Closed FarmerLiuAng closed 10 months ago
We changed it so that nccl-tests could be used as a tool to root out faulty nodes with HW issues, either in the CPUs, GPUs, NICs or network. Occasionally it can also help identify SW issues such as a missing PCI-E flush or a misuse of the LL128 protocol, which can take multiple iterations to provoke the data corruption.
Thanks for your reply. Firstly, I think the HW issues to be checked just need one iteration. As for SW issues , do you mean that many SW issues does not occur in every iteration? Could you please explain the two examples of SW issues mentioned above?

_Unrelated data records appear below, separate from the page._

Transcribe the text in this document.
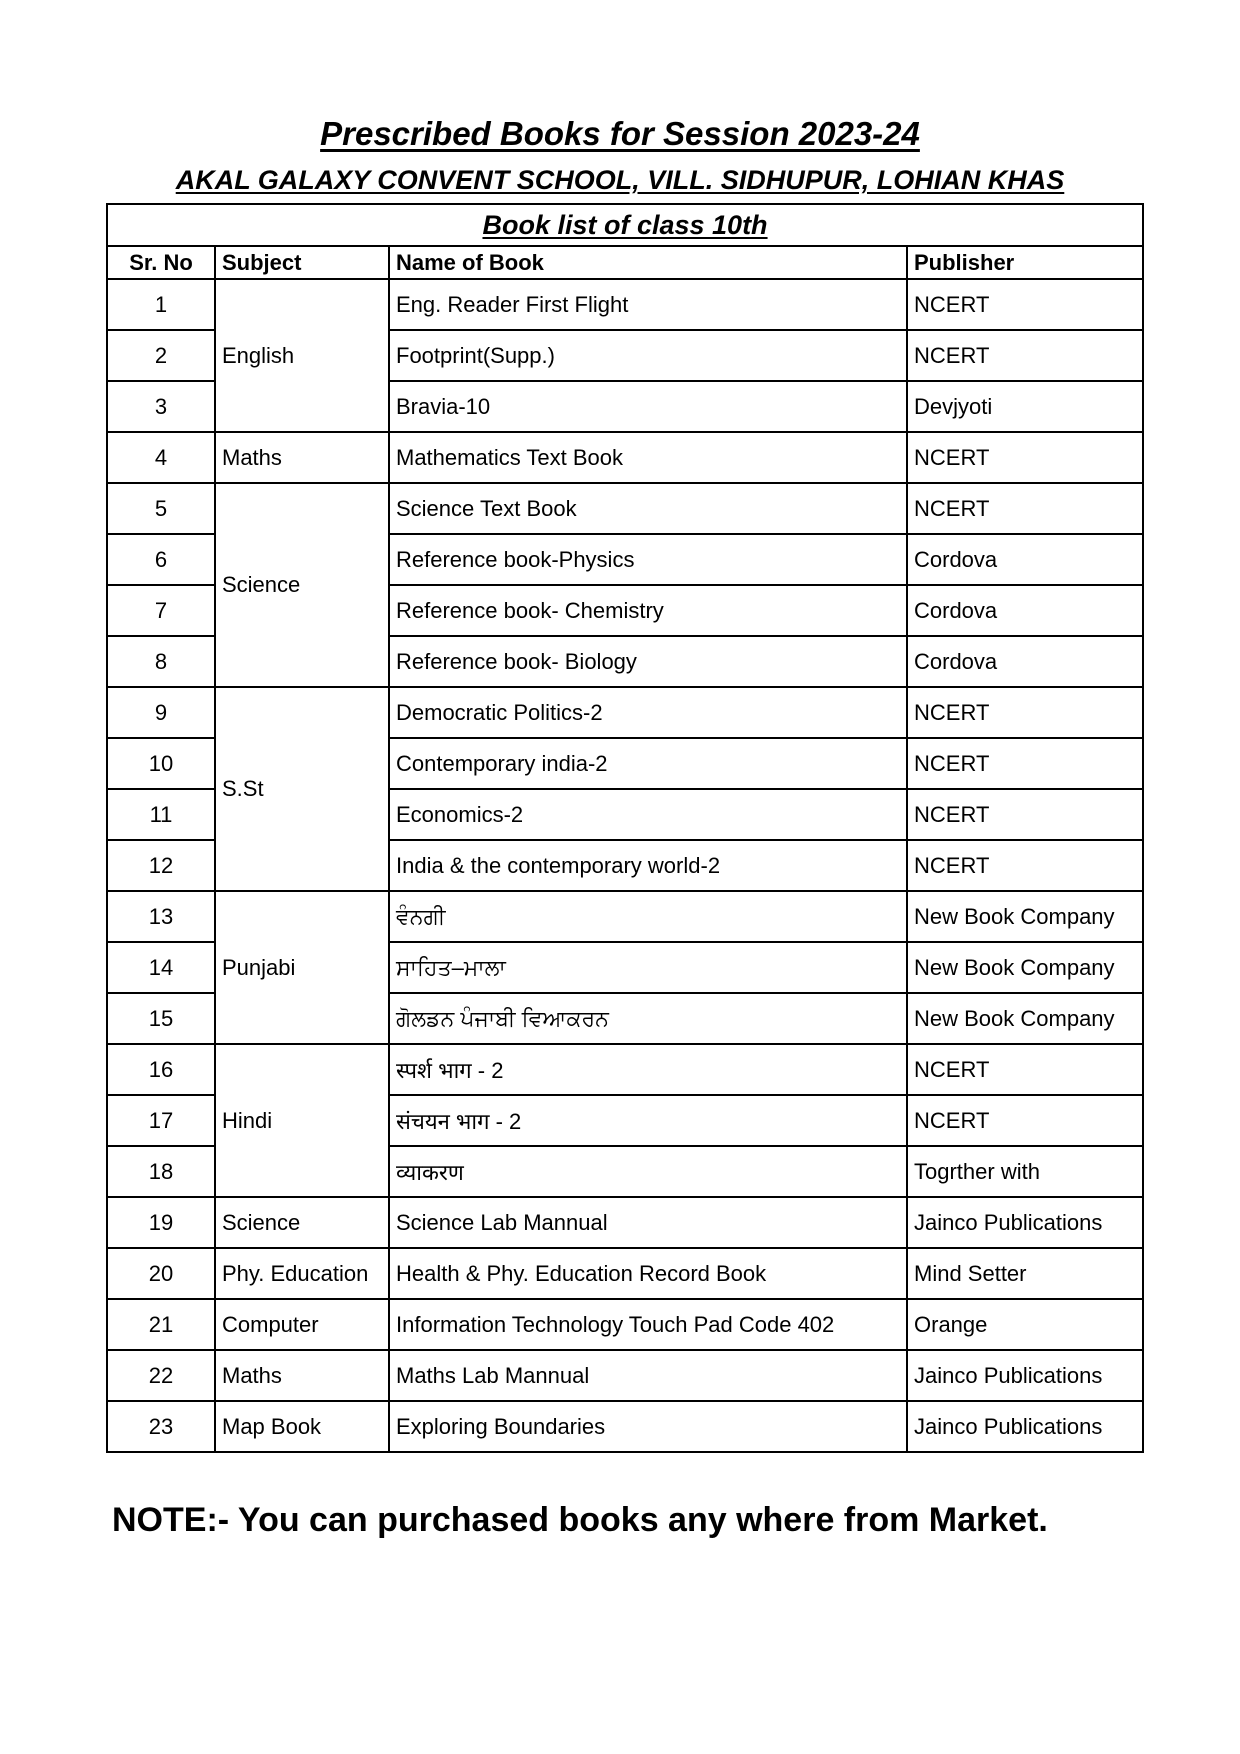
Prescribed Books for Session 2023-24
AKAL GALAXY CONVENT SCHOOL, VILL. SIDHUPUR, LOHIAN KHAS
Book list of class 10th			
Sr. No	Subject	Name of Book	Publisher
1	English	Eng. Reader First Flight	NCERT
2		Footprint(Supp.)	NCERT
3		Bravia-10	Devjyoti
4	Maths	Mathematics Text Book	NCERT
5	Science	Science Text Book	NCERT
6		Reference book-Physics	Cordova
7		Reference book- Chemistry	Cordova
8		Reference book- Biology	Cordova
9	S.St	Democratic Politics-2	NCERT
10		Contemporary india-2	NCERT
11		Economics-2	NCERT
12		India & the contemporary world-2	NCERT
13	Punjabi	ਵੰਨਗੀ	New Book Company
14		ਸਾਹਿਤ–ਮਾਲਾ	New Book Company
15		ਗੋਲਡਨ ਪੰਜਾਬੀ ਵਿਆਕਰਨ	New Book Company
16	Hindi	स्पर्श भाग - 2	NCERT
17		संचयन भाग - 2	NCERT
18		व्याकरण	Togrther with
19	Science	Science Lab Mannual	Jainco Publications
20	Phy. Education	Health & Phy. Education Record Book	Mind Setter
21	Computer	Information Technology Touch Pad Code 402	Orange
22	Maths	Maths Lab Mannual	Jainco Publications
23	Map Book	Exploring Boundaries	Jainco Publications
NOTE:- You can purchased books any where from Market.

I still don't understand why multiple iterations are needed . Thanks for your time.
I can't go in to details, but we recently used nccl-tests on a 1000 node machine to isolate a HW issue using the -c X option. With -c1 it took many attempts to expose the faulty node - if it failed at all. With that new option we were able to quickly isolate the faulty node and then run more low level tests on that node. Again, with the missing flush or LL128 issue, the data corruptions did not occur on every run and hence multiple check iterations were required to observe the issue with nccl-tests. When we get support issues about data corruptions or hangs on very large scale jobs (multiple thousands of GPUs) after multiple hours or days of execution, we can use the nccl-tests to help find or eliminate HW or SW issues as a source. Data corruption issues are often very hard to track down and rarely appear on every data transfer or job execution.
I got it! Thans for your reply!
HI! This commit 6c46206a478203b6453035fe0d40dc6418acd089 changed -c option. So, I want to know why more than one iteration is needed to check data. Can't one datacheck detect all the errors? Looking forward to your reply!